The Atlanta Journal-Constitution reports (http://bit.ly/MIlol9) that state officials are preparing a mass mailing this week to remind governments that their state funding could be in jeopardy if they don’t follow the law. The law passed a year ago aims to block illegal immigrants from taking jobs from U.S. citizens and stop taxpayer support for government contractors who are not authorized to work in the United States.
It requires the majority of private employers, government agencies and contractors to use a federal work authorization program called E-Verify to be sure workers are authorized to work in the United State. But few governments have filed the required reports on time and they could lose critical state money that helps maintain jails, manage development encourage commerce and boost employment.
State records show that of the 2,324 local and state government agencies tracked by the state, 1,176 did not file reports by the Dec. 31 deadline. Small businesses are exempted from the law, but it’s difficult to tell how many companies qualify for that exemption.
“I don’t think anyone that worked on (it) believed there would be universal compliance in the relatively short time it has been in effect, given how sweeping and comprehensive the changes are in that law,” Ramsey told the newspaper.

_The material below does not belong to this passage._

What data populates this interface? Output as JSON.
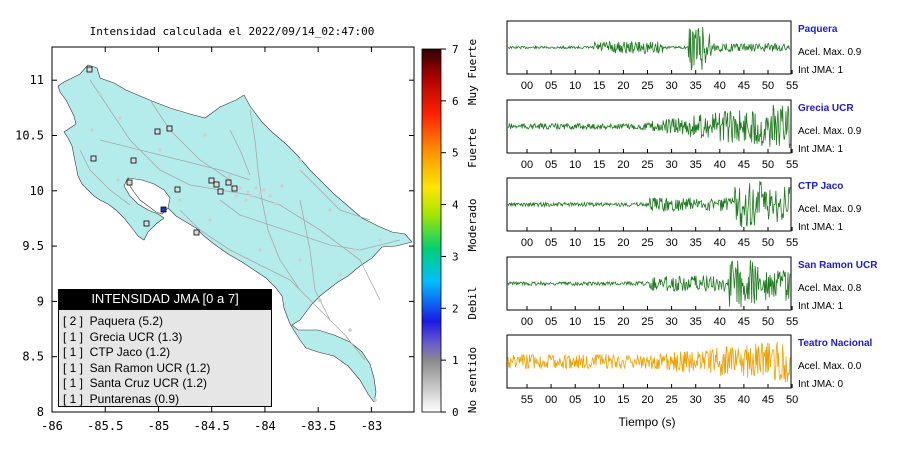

Some government officials say the law is confusing and difficult to follow. And the newspaper found that it is impossible for the state to confirm that private employers are using E-Verify because of state and federal record keeping.
The state can’t truly enforce the law because there is no money for performance audits of compliance.
Parts of the law took effect July 1, 2011, but other parts are tied up in federal appeals court in Atlanta after civil and immigrants’ rights groups filed a lawsuit.
Private companies employ the vast majority of workers in Georgia, with governments making up about 15 percent of the workforce. In all, nearly 19,000 public and private employers are enrolled in E-Verify but it’s tough to confirm who is enrolled because state and federal government databases make cross-checking impossible.
“Obviously, they ought to be doing spot checks, audits, something,” said Mark Krikorian, executive director of the Center for Immigration Studies, a Washington-based organization that advocates for tighter immigration controls. “This is why a federal (nationwide) E-Verify requirement is necessary. The state measures just aren’t going to be enough.”